You wrote that you and your husband were “more together in sickness than in health.” Can you expand on that?

It’s a lovely thought to expand on, because while he was in assisted living, I think he realized how dependent he had become on me, and I think that broke down some of the barriers he had used all his life to shield himself, to be such a private human being. He knew I would do anything for him, and I think we simply had a loving time with each other in those last few months.

What do you hope people get out of reading “On My Own”?

I hope that people will talk with their families and their loved ones about what it is they want at the end of their life. John and I talked a lot about it with our kids, about how neither one of us wanted prolonged dying or to live long in illness or to lose our ability to care for ourselves. People need to talk about death and dying. It’s kind of a taboo subject in families.

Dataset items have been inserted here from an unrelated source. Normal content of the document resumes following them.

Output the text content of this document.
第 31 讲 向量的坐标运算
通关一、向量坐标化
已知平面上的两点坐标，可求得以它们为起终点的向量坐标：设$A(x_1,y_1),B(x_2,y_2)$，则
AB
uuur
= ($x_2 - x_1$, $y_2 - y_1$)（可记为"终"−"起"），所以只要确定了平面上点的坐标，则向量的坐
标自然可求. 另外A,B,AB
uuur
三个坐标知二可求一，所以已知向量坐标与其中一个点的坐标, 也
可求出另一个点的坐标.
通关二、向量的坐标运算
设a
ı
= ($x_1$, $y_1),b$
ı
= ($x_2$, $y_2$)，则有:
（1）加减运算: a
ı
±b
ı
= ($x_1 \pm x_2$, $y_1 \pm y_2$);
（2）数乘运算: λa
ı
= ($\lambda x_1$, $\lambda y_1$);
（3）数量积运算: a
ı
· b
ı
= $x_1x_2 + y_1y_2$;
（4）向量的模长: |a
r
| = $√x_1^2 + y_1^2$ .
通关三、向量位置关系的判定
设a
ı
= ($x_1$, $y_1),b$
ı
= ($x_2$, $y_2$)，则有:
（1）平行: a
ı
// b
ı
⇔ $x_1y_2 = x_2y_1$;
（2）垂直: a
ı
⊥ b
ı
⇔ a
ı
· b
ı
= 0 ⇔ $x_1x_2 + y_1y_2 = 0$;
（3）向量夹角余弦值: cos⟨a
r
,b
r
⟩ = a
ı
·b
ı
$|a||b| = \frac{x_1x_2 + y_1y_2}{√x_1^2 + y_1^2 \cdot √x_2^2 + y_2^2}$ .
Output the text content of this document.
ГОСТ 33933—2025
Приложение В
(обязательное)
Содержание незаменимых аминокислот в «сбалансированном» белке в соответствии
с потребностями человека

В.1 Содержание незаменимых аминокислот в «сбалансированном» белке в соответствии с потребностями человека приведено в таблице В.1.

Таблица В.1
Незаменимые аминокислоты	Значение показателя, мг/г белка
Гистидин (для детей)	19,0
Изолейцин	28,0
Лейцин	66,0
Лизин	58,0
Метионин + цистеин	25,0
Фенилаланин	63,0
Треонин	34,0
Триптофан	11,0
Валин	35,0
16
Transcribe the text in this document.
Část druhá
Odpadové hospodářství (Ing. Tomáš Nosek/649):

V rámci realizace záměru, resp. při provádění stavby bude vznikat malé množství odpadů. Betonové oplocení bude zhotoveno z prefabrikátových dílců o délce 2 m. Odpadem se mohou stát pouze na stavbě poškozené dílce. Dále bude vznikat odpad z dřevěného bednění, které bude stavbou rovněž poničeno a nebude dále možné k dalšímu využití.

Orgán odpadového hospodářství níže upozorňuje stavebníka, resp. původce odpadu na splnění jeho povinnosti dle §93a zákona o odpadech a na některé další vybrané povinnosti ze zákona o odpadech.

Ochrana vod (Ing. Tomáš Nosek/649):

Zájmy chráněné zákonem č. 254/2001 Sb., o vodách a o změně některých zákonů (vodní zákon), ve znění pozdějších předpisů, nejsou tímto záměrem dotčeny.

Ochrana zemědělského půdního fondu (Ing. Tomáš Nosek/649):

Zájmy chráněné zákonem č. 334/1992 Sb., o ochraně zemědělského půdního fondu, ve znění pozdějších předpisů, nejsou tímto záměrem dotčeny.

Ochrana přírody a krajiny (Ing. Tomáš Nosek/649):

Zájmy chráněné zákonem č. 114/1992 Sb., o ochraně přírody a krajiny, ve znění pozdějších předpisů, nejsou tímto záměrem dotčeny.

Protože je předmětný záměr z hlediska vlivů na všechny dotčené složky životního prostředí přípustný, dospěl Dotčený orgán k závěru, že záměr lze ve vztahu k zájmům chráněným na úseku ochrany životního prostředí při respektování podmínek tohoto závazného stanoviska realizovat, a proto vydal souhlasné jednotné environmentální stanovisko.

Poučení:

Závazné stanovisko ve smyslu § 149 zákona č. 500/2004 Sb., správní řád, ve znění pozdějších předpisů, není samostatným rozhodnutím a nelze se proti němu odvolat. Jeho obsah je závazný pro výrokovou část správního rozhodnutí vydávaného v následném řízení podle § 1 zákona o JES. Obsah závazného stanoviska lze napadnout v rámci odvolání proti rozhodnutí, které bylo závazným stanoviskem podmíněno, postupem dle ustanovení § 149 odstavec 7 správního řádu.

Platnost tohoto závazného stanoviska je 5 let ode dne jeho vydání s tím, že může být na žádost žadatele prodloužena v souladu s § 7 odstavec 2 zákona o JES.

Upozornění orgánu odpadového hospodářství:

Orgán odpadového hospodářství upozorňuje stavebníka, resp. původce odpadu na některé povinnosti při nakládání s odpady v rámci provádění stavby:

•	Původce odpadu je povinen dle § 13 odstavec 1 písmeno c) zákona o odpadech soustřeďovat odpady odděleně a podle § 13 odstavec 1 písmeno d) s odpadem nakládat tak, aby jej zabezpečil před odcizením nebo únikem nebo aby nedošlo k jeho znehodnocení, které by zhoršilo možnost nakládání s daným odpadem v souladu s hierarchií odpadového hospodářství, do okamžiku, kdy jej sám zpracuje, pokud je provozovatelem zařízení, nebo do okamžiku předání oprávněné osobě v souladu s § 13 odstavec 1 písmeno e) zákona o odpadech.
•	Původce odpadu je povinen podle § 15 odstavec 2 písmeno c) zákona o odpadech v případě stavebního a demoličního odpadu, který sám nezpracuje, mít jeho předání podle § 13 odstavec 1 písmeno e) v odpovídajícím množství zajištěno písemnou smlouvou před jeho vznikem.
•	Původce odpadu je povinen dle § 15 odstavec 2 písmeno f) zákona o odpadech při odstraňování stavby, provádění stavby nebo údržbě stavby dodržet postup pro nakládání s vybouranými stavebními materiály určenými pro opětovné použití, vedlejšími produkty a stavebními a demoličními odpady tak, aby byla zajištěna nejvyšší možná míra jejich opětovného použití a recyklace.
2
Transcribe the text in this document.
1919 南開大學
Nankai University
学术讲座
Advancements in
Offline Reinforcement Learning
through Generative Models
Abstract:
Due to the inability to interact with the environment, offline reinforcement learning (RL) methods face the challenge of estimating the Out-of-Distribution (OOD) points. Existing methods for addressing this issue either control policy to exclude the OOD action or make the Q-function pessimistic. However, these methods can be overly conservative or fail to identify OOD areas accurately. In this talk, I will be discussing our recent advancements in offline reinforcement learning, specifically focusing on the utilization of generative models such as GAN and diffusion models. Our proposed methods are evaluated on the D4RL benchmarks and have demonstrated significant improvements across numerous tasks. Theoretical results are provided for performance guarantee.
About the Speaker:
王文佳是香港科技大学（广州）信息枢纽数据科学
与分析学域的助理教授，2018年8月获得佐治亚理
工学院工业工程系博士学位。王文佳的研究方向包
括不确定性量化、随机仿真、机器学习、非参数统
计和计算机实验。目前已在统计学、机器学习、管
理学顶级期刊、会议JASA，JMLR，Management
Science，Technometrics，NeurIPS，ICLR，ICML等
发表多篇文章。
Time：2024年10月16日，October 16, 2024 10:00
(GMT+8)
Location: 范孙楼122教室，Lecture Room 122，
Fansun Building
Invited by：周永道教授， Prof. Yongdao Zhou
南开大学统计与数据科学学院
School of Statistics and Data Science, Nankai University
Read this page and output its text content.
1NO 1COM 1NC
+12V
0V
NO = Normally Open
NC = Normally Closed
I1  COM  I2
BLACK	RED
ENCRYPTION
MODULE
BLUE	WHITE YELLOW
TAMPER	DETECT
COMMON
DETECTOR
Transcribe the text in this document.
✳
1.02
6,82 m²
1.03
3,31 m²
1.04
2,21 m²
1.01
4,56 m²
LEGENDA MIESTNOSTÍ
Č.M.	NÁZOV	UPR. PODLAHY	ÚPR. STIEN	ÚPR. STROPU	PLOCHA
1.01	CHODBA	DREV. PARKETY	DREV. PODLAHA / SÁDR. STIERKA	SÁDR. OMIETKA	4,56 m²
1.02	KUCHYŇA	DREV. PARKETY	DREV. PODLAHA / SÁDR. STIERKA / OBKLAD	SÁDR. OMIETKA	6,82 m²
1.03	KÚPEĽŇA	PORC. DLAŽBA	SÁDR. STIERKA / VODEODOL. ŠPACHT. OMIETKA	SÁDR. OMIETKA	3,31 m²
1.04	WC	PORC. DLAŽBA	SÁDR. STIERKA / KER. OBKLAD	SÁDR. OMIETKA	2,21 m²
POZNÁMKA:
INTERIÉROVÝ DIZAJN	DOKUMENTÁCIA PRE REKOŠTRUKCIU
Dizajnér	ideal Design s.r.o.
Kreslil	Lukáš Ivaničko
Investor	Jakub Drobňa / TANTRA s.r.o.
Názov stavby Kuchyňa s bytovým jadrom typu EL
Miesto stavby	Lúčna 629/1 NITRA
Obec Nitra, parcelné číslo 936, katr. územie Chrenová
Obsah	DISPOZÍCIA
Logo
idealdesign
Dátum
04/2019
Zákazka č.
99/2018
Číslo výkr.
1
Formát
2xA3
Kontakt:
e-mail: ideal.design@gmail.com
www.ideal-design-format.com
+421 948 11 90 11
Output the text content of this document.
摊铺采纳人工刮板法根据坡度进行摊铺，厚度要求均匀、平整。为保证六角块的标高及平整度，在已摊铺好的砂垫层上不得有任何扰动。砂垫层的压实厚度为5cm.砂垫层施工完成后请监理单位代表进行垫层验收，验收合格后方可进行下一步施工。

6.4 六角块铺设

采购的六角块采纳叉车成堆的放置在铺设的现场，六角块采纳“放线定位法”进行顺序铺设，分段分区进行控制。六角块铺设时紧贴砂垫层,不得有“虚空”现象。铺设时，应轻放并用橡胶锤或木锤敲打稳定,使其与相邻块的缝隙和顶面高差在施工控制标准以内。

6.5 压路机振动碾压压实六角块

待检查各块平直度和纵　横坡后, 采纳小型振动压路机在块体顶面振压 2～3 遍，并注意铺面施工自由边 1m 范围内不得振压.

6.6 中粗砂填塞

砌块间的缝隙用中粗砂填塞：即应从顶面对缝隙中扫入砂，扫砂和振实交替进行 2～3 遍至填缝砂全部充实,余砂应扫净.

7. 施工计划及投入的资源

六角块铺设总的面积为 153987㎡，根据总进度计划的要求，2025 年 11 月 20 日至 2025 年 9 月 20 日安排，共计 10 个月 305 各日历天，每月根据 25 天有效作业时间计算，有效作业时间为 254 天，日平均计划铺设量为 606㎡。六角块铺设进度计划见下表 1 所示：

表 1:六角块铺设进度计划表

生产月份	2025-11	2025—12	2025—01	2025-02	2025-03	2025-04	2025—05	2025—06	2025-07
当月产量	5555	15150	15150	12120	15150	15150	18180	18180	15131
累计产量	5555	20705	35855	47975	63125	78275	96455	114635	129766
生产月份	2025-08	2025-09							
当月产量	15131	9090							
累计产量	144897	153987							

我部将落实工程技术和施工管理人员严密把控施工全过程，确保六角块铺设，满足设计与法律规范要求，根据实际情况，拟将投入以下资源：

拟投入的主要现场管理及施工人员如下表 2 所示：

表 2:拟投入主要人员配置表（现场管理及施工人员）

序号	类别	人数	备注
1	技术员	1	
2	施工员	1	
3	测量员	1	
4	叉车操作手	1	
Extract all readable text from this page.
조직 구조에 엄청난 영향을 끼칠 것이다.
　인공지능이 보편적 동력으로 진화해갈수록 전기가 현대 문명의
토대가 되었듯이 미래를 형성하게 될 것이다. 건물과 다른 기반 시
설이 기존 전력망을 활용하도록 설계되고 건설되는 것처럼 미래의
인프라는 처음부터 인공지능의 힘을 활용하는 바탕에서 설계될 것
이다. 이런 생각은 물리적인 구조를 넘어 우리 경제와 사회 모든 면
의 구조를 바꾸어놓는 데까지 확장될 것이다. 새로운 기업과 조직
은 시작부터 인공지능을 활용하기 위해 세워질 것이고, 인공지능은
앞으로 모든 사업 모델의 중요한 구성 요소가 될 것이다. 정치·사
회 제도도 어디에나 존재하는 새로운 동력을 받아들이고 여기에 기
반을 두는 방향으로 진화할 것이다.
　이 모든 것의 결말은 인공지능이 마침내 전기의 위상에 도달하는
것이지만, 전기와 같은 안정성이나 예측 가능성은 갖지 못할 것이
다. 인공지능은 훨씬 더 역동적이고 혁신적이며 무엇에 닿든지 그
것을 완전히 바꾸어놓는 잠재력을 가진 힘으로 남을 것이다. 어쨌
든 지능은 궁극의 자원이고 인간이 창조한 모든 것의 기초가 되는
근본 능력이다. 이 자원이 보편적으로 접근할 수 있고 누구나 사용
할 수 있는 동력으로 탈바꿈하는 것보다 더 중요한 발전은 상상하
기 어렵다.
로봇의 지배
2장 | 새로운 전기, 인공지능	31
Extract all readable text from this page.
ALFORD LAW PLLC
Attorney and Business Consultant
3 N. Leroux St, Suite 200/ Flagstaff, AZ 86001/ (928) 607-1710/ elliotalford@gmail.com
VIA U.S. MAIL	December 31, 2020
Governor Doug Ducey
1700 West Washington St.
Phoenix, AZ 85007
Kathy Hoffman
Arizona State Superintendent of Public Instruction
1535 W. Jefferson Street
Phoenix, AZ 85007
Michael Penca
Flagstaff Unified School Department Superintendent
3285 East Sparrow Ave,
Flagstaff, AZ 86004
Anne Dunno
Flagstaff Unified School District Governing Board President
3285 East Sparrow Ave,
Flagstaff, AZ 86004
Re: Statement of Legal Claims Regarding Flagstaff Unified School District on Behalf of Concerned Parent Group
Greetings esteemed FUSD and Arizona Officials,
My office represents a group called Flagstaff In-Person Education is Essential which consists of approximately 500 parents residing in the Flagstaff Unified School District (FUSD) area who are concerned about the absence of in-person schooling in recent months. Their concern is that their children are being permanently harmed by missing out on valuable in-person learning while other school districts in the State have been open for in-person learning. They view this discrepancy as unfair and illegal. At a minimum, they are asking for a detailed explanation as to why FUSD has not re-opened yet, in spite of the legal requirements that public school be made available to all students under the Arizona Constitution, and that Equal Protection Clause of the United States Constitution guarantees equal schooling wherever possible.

I can remember my own mother wanting to talk to me about it and me saying, “Oh Mom, let’s not talk about this now.”

You’ve become the de facto face of the “right to die” movement. Do you feel that impairs your ability to be a journalist?

I’m not an activist. I am not out there campaigning for anyone, for any organization. I am simply speaking about my own experience. I’m going to speak about my husband’s death. I’m going to speak about my own hope for myself — that when the times comes, I will have the right to choose how I wish to die. I’m only speaking from the heart and for myself, so I see no conflict journalistically.

You’ve said that working has helped you keep your grief at bay. Are you concerned about retiring after this election cycle?

The fact of the matter is, I’m not retiring. I’m stepping away from the microphone, but I’m going to continue to work — at WAMU in some capacity, on behalf of trying to find a cure for Parkinson’s, trying to find a cure for Alzheimer’s and speaking out personally about what I believe is the right to die.

Will you pick up any hobbies?

Piano. I took lessons for just five years as an adult, and I’m looking forward to trying to get back into that. But I won’t try to be too ambitious because I know it’s hard to play the way you’d like to hear yourself play. You just have to forgive yourself and keep on trying.

Do you have any advice for other people who are grieving or friends of those who have experienced a great loss?

If a friend of yours is grieving, just listen. Just be there and be helpful in any way you can. And don’t push that person to “get over it.” I think there’s part of me that will probably grieve forever. When I’m alone, I miss John so much. I miss talking with him. I miss laughing with him. I’ll miss him forever, and I’ll think about him forever, but that doesn’t mean I will close down my life. I will keep living as long as I am healthy and well and have good thoughts and interesting things to do and interesting people to be with. But I will not push someone else who is grieving to do what I am doing. I’ll just try to be with that person and be that person’s friend.